Citi Takes Huge Loss on Subprime, Slashes Dividend

January 15, 2008 No Comments »

Citigroup recorded the worst quarterly loss in its storied history today, chalking up $18.1 billion in writedowns related to subprime related debt and boosting loan-loss reserves by $4.1 billion.

The New York-based bank and mortgage lender reported a net loss of $9.83 billion, or $1.99 per share for the fourth quarter, bringing net income to just $3.62 billion, or 72 cents per share for the whole of 2007.

During the same period a year ago, the company reported earnings of $5.13 billion, or $1.03 per share.

Citigroup’s revenue fell a whopping 70 percent to $7.22 billion, down from $23.83 billion in the fourth quarter of 2006.

Analysts surveyed by Thomson Financial expected the company to report a loss of $1 a share on revenue of $10.64 billion.

In a bid to raise much needed capital, the Board slashed its quarterly dividend 41 percent to 32 cents from 54 cents and will offer $2 billion in preferred securities.

The bank also said it had gathered $12.5 billion in additional capital from investors and shareholders, including $6.88 billion from the Government of Singapore Investment Corporation (GIC).

As of December 31, 2007, direct subprime exposure was $37.3 billion, including roughly $8 billion of gross lending and structuring exposures and around $29.3 billion of net ABS CDO super senior exposures, down from a total of $54.6 billion the prior quarter.

The company reported that 2.56 percent of its first mortgages were 90+ days delinquent, up from 2.09 percent the previous quarter, while second mortgage delinquencies rose 39 basis points, from 0.99 percent to 1.38 percent.

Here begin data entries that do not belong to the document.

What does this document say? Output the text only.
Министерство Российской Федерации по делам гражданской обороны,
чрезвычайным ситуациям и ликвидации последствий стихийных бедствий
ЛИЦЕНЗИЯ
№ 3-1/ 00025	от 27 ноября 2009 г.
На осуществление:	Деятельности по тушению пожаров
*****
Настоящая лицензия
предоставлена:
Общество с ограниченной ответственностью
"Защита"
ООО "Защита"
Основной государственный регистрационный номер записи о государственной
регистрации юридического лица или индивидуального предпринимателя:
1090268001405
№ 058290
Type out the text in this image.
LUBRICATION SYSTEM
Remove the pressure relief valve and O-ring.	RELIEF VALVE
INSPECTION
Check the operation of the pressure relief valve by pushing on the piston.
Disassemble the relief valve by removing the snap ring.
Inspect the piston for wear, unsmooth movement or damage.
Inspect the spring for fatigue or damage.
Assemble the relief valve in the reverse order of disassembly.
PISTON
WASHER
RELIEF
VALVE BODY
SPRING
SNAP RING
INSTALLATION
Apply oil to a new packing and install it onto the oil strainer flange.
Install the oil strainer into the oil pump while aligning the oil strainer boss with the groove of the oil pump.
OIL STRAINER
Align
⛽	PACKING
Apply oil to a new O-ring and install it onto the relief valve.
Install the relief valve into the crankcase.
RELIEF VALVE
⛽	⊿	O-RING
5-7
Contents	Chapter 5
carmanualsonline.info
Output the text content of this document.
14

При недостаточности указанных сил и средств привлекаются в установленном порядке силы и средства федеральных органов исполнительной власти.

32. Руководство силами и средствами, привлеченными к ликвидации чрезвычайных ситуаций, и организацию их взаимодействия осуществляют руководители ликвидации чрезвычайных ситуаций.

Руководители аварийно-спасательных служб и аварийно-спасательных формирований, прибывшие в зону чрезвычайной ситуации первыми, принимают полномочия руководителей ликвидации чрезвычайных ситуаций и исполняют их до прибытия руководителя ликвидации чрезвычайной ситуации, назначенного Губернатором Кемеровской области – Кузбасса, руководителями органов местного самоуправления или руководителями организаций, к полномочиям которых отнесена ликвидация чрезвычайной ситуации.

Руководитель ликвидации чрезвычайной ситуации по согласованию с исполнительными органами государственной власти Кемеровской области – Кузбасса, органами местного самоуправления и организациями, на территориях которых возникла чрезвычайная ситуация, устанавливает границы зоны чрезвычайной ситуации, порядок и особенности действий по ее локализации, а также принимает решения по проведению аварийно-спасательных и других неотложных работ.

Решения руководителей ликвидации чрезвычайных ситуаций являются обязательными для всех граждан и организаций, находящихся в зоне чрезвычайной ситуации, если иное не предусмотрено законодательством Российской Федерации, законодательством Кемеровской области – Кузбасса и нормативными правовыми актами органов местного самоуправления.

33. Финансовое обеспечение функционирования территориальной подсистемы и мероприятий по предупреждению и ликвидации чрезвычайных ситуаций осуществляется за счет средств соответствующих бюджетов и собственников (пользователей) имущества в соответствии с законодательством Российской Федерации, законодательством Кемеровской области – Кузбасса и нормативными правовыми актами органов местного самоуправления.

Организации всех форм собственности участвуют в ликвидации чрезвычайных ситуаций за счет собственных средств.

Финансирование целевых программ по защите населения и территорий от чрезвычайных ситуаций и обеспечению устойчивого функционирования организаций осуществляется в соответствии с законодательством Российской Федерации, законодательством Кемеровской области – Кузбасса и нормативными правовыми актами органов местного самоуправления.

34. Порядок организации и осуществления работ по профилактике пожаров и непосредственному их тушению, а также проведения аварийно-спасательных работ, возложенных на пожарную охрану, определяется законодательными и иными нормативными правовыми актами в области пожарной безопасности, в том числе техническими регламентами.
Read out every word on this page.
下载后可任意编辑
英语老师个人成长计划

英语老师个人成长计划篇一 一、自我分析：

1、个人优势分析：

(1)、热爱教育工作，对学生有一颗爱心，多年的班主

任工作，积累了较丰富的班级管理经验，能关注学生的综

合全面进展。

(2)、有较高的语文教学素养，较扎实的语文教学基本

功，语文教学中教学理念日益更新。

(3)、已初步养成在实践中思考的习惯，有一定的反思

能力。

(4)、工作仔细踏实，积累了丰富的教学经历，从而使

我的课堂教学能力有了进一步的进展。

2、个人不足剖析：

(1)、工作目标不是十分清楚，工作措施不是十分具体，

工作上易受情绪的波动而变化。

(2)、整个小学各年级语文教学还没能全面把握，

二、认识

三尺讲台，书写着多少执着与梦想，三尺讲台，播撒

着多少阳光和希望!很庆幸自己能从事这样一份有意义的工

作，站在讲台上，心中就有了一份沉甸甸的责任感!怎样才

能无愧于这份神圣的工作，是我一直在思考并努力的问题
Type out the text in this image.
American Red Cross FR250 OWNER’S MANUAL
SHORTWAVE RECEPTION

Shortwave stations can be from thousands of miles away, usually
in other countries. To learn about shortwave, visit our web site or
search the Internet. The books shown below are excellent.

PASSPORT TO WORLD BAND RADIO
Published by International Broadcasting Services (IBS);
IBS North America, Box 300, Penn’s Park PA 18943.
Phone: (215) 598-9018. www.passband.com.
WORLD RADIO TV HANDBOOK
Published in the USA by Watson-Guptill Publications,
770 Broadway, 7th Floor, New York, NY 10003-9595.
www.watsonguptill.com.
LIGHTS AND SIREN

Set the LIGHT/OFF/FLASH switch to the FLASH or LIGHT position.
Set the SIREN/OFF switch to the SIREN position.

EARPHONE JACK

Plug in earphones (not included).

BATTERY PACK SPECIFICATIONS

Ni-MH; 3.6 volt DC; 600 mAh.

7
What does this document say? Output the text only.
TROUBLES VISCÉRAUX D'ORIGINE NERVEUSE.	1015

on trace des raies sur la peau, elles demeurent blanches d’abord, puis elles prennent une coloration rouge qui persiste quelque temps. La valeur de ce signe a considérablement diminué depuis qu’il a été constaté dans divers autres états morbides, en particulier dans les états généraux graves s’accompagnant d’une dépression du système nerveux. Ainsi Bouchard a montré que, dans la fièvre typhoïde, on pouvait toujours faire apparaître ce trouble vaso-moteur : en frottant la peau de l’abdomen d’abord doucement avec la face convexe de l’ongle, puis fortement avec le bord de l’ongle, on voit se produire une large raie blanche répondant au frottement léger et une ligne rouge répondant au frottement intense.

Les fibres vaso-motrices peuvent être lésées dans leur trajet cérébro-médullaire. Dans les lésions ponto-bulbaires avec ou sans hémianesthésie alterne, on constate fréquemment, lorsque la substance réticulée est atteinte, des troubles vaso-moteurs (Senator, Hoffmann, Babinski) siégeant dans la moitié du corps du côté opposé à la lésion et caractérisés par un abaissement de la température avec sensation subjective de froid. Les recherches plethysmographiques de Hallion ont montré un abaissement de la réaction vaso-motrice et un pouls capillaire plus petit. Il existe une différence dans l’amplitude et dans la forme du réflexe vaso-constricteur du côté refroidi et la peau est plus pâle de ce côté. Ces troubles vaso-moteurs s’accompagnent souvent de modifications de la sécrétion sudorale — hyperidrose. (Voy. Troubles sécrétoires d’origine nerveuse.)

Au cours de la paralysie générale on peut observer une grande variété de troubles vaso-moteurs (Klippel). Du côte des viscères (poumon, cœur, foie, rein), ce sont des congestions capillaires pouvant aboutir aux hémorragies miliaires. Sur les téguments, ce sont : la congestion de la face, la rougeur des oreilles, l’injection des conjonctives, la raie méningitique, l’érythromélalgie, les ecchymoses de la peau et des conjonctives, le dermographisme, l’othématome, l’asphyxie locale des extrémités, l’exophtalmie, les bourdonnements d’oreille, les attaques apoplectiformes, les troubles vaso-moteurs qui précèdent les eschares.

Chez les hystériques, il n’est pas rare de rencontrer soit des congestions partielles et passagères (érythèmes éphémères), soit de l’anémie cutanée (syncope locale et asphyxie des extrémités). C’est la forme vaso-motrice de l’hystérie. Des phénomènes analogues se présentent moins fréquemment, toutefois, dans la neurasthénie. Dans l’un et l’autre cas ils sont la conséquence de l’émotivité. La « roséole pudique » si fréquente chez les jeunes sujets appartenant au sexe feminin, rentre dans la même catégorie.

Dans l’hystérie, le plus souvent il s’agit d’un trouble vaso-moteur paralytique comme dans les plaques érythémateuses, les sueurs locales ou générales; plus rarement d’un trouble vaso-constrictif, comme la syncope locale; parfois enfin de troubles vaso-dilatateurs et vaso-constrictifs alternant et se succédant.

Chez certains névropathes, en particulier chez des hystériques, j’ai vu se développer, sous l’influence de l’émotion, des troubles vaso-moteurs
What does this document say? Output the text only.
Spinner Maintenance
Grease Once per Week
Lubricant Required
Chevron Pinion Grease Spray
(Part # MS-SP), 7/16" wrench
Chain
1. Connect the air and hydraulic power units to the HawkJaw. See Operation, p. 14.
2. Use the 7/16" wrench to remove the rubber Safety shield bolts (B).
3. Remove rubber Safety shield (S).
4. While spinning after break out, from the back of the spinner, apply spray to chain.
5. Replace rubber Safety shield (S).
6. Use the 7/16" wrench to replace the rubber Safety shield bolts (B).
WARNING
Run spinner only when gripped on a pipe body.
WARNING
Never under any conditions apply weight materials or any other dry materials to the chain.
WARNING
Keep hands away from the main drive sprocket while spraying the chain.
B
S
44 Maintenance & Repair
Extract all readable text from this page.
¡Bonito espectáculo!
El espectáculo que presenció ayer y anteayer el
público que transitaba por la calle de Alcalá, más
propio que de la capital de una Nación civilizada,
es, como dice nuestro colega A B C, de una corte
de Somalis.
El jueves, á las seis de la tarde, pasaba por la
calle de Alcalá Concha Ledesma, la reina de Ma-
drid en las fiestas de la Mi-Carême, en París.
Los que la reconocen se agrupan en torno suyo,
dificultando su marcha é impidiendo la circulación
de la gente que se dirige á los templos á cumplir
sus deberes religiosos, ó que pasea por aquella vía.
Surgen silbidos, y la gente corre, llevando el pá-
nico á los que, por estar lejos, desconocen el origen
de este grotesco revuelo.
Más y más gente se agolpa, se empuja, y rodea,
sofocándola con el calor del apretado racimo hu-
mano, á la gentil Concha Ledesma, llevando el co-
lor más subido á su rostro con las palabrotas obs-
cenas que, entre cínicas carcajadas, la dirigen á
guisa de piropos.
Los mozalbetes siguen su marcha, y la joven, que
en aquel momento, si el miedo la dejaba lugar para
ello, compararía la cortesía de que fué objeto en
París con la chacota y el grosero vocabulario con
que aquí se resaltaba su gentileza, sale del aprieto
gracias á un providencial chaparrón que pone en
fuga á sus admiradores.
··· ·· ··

A hefty 7.83 percent of first mortgages with a Fico score below 620 (subprime mortgage) were similarly delinquent, along with 2.48 percent of second mortgages greater than 90% loan-to-value.

Additionally, the banking giant said it cut 4,200 jobs during the quarter and noted during the conference call that there would be more to come.

Shares of Citi were down $1.83, or 6.31%, to $27.23 in late morning trade on Wall Street, hovering above their 52-week low of $26.50.